Sunsara Taylor's "debate*" with Scott Bartchy brought up an important theme in epistemology, ethics and politics: "picking and choosing".
*It wasn't a true debate; Sunsara didn't have the opportunity to address Bartchy's commentary at all.
Atheists often charge that religious people pick and choose from their scripture. Bartchy's rebuttal is that picking and choosing is routine; since everyone picks and chooses, the activity cannot be used to differentiate religion from other epistemic, ethical and political activities. In a sense, Bartchy is correct. Scientists have chosen Einstein's theory of gravitation over Newtons; Darwin's theory of evolution over Lamarck's. Ethical humanism is rife with paternalism and condescension: the road to hell is indeed often paved with good humanist intentions. Modern communists — even those who call themselves Marxist-Leninist-Maoist — typically do not want to replicate Lenin's Red Terror, Stalin's permanent bureaucracy, or Mao's hyper-collectivization of agriculture.
Yes, picking and choosing is routine. What is important, however, is the basis on which one picks and chooses.
Scientists pick and choose theories, but they do not — even a little bit — get to pick and choose experimental results; scientists pick and choose theories based on the experimental results. Experimental results are thus authoritative and foundational.
Two philosophical notions are often employed to rebut the idea that experimental results are authoritative and foundational to scientific epistemology: experimental error and theory-laden observations. If experimental results are authoritative, in what sense can they be found to be in error? If experimental results rest on a theoretical structure, in what sense are they foundational? These notions, however, challenge only our equivocal understandings of authority and foundationalism.
Scientists must account for the literal meaning of all experimental results. To deem a result an "error" does not entail that it is simply ignored; an experimental "error" is simply a result that is explained in a particular way. The theory-ladeness of any observation determines the observations meaning, but it never determines the actual result. A volt-meter is a rather complicated, theory-laden device, but the definition of a volt-meter does not tell me anything about the actual, specific result I will see when I hook it up to some arbitrary battery.
The question we should ask of the religious is not whether they pick and choose, but what do they not pick and choose? What stays constant? What cannot be ignored? What stands as true, literally true?
Christians "pick and choose" about the literal meaning of their scripture. Fair enough, but if you pick and choose from your scripture, then your scripture is not authoritative. Christians "pick and choose" about intuitive notions about God; they do not seem to accept my own atheistic intuitions as veridical.
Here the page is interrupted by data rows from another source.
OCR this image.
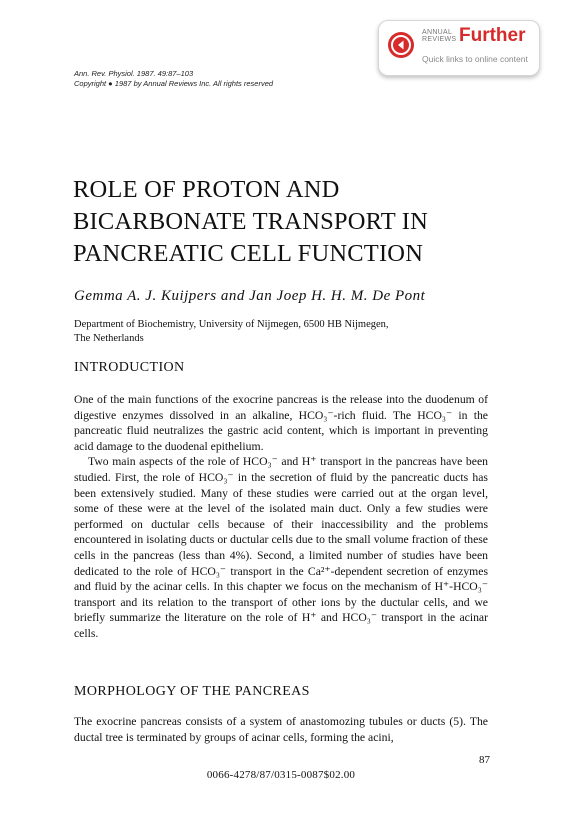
ANNUAL
REVIEWS Further
Quick links to online content
Ann. Rev. Physiol. 1987. 49:87–103
Copyright ● 1987 by Annual Reviews Inc. All rights reserved
ROLE OF PROTON AND
BICARBONATE TRANSPORT IN
PANCREATIC CELL FUNCTION
Gemma A. J. Kuijpers and Jan Joep H. H. M. De Pont
Department of Biochemistry, University of Nijmegen, 6500 HB Nijmegen,
The Netherlands
INTRODUCTION

One of the main functions of the exocrine pancreas is the release into the duodenum of digestive enzymes dissolved in an alkaline, HCO₃⁻-rich fluid. The HCO₃⁻ in the pancreatic fluid neutralizes the gastric acid content, which is important in preventing acid damage to the duodenal epithelium.

Two main aspects of the role of HCO₃⁻ and H⁺ transport in the pancreas have been studied. First, the role of HCO₃⁻ in the secretion of fluid by the pancreatic ducts has been extensively studied. Many of these studies were carried out at the organ level, some of these were at the level of the isolated main duct. Only a few studies were performed on ductular cells because of their inaccessibility and the problems encountered in isolating ducts or ductular cells due to the small volume fraction of these cells in the pancreas (less than 4%). Second, a limited number of studies have been dedicated to the role of HCO₃⁻ transport in the Ca²⁺-dependent secretion of enzymes and fluid by the acinar cells. In this chapter we focus on the mechanism of H⁺-HCO₃⁻ transport and its relation to the transport of other ions by the ductular cells, and we briefly summarize the literature on the role of H⁺ and HCO₃⁻ transport in the acinar cells.

MORPHOLOGY OF THE PANCREAS

The exocrine pancreas consists of a system of anastomozing tubules or ducts (5). The ductal tree is terminated by groups of acinar cells, forming the acini,

87
0066-4278/87/0315-0087$02.00
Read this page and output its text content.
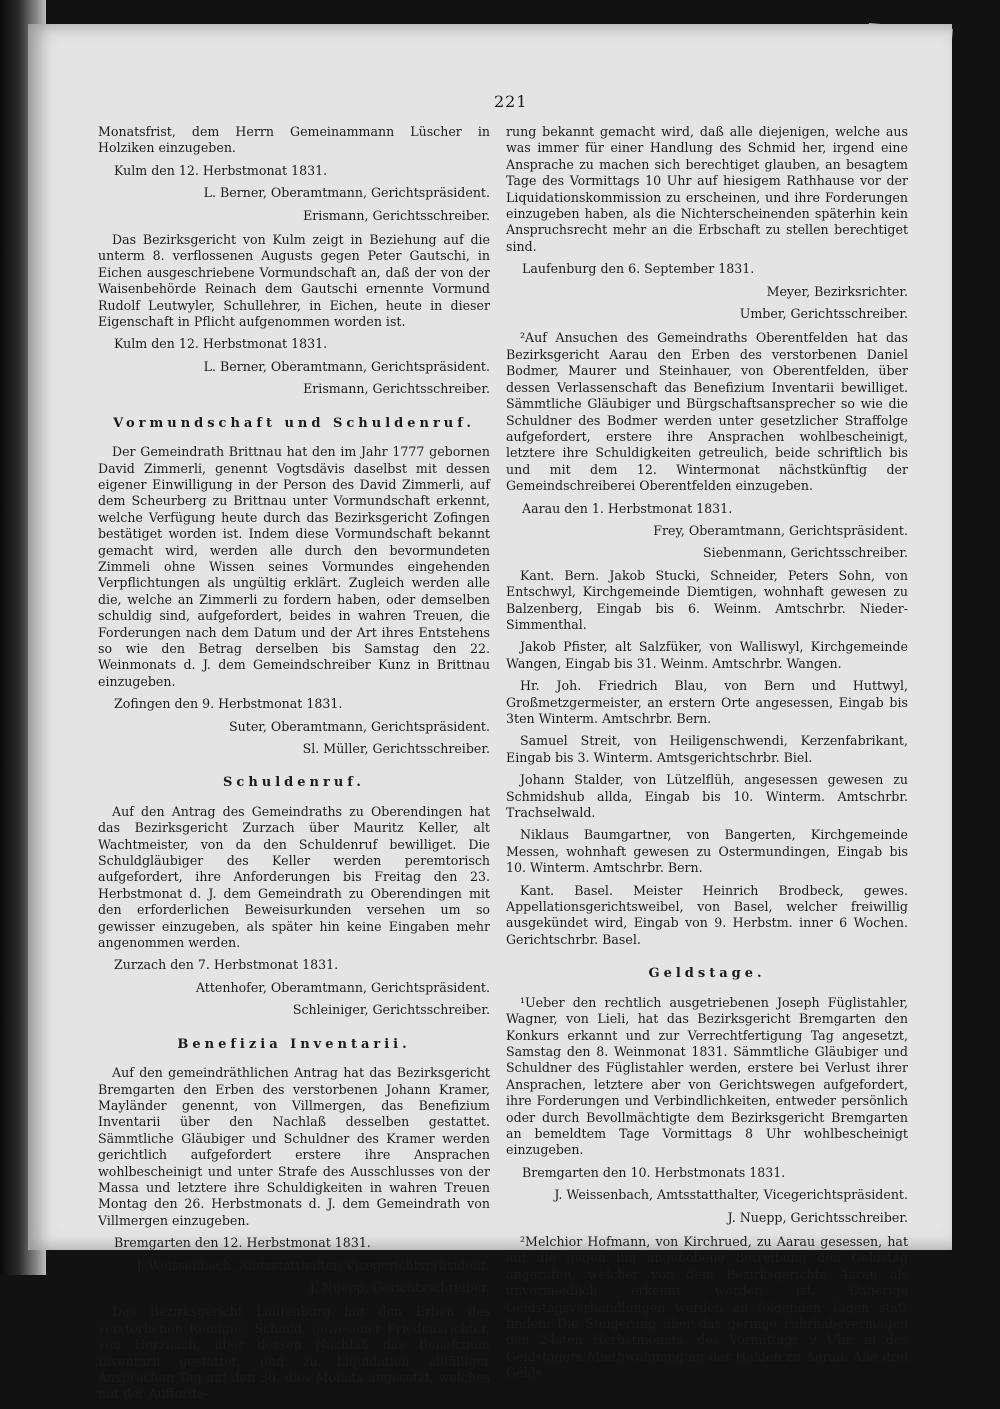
221

Monatsfrist, dem Herrn Gemeinammann Lüscher in Holziken einzugeben.

Kulm den 12. Herbstmonat 1831.

L. Berner, Oberamtmann, Gerichtspräsident.

Erismann, Gerichtsschreiber.

Das Bezirksgericht von Kulm zeigt in Beziehung auf die unterm 8. verflossenen Augusts gegen Peter Gautschi, in Eichen ausgeschriebene Vormundschaft an, daß der von der Waisenbehörde Reinach dem Gautschi ernennte Vormund Rudolf Leutwyler, Schullehrer, in Eichen, heute in dieser Eigenschaft in Pflicht aufgenommen worden ist.

Kulm den 12. Herbstmonat 1831.

L. Berner, Oberamtmann, Gerichtspräsident.

Erismann, Gerichtsschreiber.

Vormundschaft und Schuldenruf.

Der Gemeindrath Brittnau hat den im Jahr 1777 gebornen David Zimmerli, genennt Vogtsdävis daselbst mit dessen eigener Einwilligung in der Person des David Zimmerli, auf dem Scheurberg zu Brittnau unter Vormundschaft erkennt, welche Verfügung heute durch das Bezirksgericht Zofingen bestätiget worden ist. Indem diese Vormundschaft bekannt gemacht wird, werden alle durch den bevormundeten Zimmeli ohne Wissen seines Vormundes eingehenden Verpflichtungen als ungültig erklärt. Zugleich werden alle die, welche an Zimmerli zu fordern haben, oder demselben schuldig sind, aufgefordert, beides in wahren Treuen, die Forderungen nach dem Datum und der Art ihres Entstehens so wie den Betrag derselben bis Samstag den 22. Weinmonats d. J. dem Gemeindschreiber Kunz in Brittnau einzugeben.

Zofingen den 9. Herbstmonat 1831.

Suter, Oberamtmann, Gerichtspräsident.

Sl. Müller, Gerichtsschreiber.

Schuldenruf.

Auf den Antrag des Gemeindraths zu Oberendingen hat das Bezirksgericht Zurzach über Mauritz Keller, alt Wachtmeister, von da den Schuldenruf bewilliget. Die Schuldgläubiger des Keller werden peremtorisch aufgefordert, ihre Anforderungen bis Freitag den 23. Herbstmonat d. J. dem Gemeindrath zu Oberendingen mit den erforderlichen Beweisurkunden versehen um so gewisser einzugeben, als später hin keine Eingaben mehr angenommen werden.

Zurzach den 7. Herbstmonat 1831.

Attenhofer, Oberamtmann, Gerichtspräsident.

Schleiniger, Gerichtsschreiber.

Benefizia Inventarii.

Auf den gemeindräthlichen Antrag hat das Bezirksgericht Bremgarten den Erben des verstorbenen Johann Kramer, Mayländer genennt, von Villmergen, das Benefizium Inventarii über den Nachlaß desselben gestattet. Sämmtliche Gläubiger und Schuldner des Kramer werden gerichtlich aufgefordert erstere ihre Ansprachen wohlbescheinigt und unter Strafe des Ausschlusses von der Massa und letztere ihre Schuldigkeiten in wahren Treuen Montag den 26. Herbstmonats d. J. dem Gemeindrath von Villmergen einzugeben.

Bremgarten den 12. Herbstmonat 1831.

J. Weissenbach, Amtsstatthalter, Vicegerichtspräsident.

J. Nuepp, Gerichtsschreiber.

Das Bezirksgericht Laufenburg hat den Erben des verstorbenen Remigius Schmid, gewesener Friedensrichter, von Herznach, über dessen Nachlaß das Benefizium Inventarii gestattet, und zu Liquidation allfälliger Ansprachen Tag auf den 30. dies Monats angesetzt, welches mit der Aufforde-

rung bekannt gemacht wird, daß alle diejenigen, welche aus was immer für einer Handlung des Schmid her, irgend eine Ansprache zu machen sich berechtiget glauben, an besagtem Tage des Vormittags 10 Uhr auf hiesigem Rathhause vor der Liquidationskommission zu erscheinen, und ihre Forderungen einzugeben haben, als die Nichterscheinenden späterhin kein Anspruchsrecht mehr an die Erbschaft zu stellen berechtiget sind.

Laufenburg den 6. September 1831.

Meyer, Bezirksrichter.

Umber, Gerichtsschreiber.

²Auf Ansuchen des Gemeindraths Oberentfelden hat das Bezirksgericht Aarau den Erben des verstorbenen Daniel Bodmer, Maurer und Steinhauer, von Oberentfelden, über dessen Verlassenschaft das Benefizium Inventarii bewilliget. Sämmtliche Gläubiger und Bürgschaftsansprecher so wie die Schuldner des Bodmer werden unter gesetzlicher Straffolge aufgefordert, erstere ihre Ansprachen wohlbescheinigt, letztere ihre Schuldigkeiten getreulich, beide schriftlich bis und mit dem 12. Wintermonat nächstkünftig der Gemeindschreiberei Oberentfelden einzugeben.

Aarau den 1. Herbstmonat 1831.

Frey, Oberamtmann, Gerichtspräsident.

Siebenmann, Gerichtsschreiber.

Kant. Bern. Jakob Stucki, Schneider, Peters Sohn, von Entschwyl, Kirchgemeinde Diemtigen, wohnhaft gewesen zu Balzenberg, Eingab bis 6. Weinm. Amtschrbr. Nieder-Simmenthal.

Jakob Pfister, alt Salzfüker, von Walliswyl, Kirchgemeinde Wangen, Eingab bis 31. Weinm. Amtschrbr. Wangen.

Hr. Joh. Friedrich Blau, von Bern und Huttwyl, Großmetzgermeister, an erstern Orte angesessen, Eingab bis 3ten Winterm. Amtschrbr. Bern.

Samuel Streit, von Heiligenschwendi, Kerzenfabrikant, Eingab bis 3. Winterm. Amtsgerichtschrbr. Biel.

Johann Stalder, von Lützelflüh, angesessen gewesen zu Schmidshub allda, Eingab bis 10. Winterm. Amtschrbr. Trachselwald.

Niklaus Baumgartner, von Bangerten, Kirchgemeinde Messen, wohnhaft gewesen zu Ostermundingen, Eingab bis 10. Winterm. Amtschrbr. Bern.

Kant. Basel. Meister Heinrich Brodbeck, gewes. Appellationsgerichtsweibel, von Basel, welcher freiwillig ausgekündet wird, Eingab von 9. Herbstm. inner 6 Wochen. Gerichtschrbr. Basel.

Geldstage.

¹Ueber den rechtlich ausgetriebenen Joseph Füglistahler, Wagner, von Lieli, hat das Bezirksgericht Bremgarten den Konkurs erkannt und zur Verrechtfertigung Tag angesetzt, Samstag den 8. Weinmonat 1831. Sämmtliche Gläubiger und Schuldner des Füglistahler werden, erstere bei Verlust ihrer Ansprachen, letztere aber von Gerichtswegen aufgefordert, ihre Forderungen und Verbindlichkeiten, entweder persönlich oder durch Bevollmächtigte dem Bezirksgericht Bremgarten an bemeldtem Tage Vormittags 8 Uhr wohlbescheinigt einzugeben.

Bremgarten den 10. Herbstmonats 1831.

J. Weissenbach, Amtsstatthalter, Vicegerichtspräsident.

J. Nuepp, Gerichtsschreiber.

²Melchior Hofmann, von Kirchrued, zu Aarau gesessen, hat auf die gegen ihn angehobene Betreibung den Geldstag angerufen, welcher von dem Bezirksgerichte Aarau als unvermeidlich erkennt worden ist. Daherige Geldstagsverhandlungen werden an folgenden Tagen statt finden: Die Steigerung über das geringe Fahrhabevermögen den 24sten Herbstmonats, des Vormittags 9 Uhr, in des Geldstagers Miethwohnung an der Halden zu Aarau. Alle drei Gelds-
So intuitions about God are not authoritative.
Even the supposedly "axiomatic" assumption that God is omnibenevolent is not authoritative, unless we are to believe that "war, disease, death, destruction, hunger, filth, poverty, torture, crime, corruption, and the Ice Capades" are examples of benevolence. To assign "benevolence" to a God is to rob the term of any meaning: whatever happens, no matter how we might feel about it, must be the highest good, and we should all walk around saying, "It's a good life."
So fine, everyone picks and chooses, at least sometimes. But if you're not going to descend into pure bullshit postmodernism, you have to draw some line in the sand: you have to say, "When it comes to X, I'm not going to pick and choose."
With regard to religion, where is this line?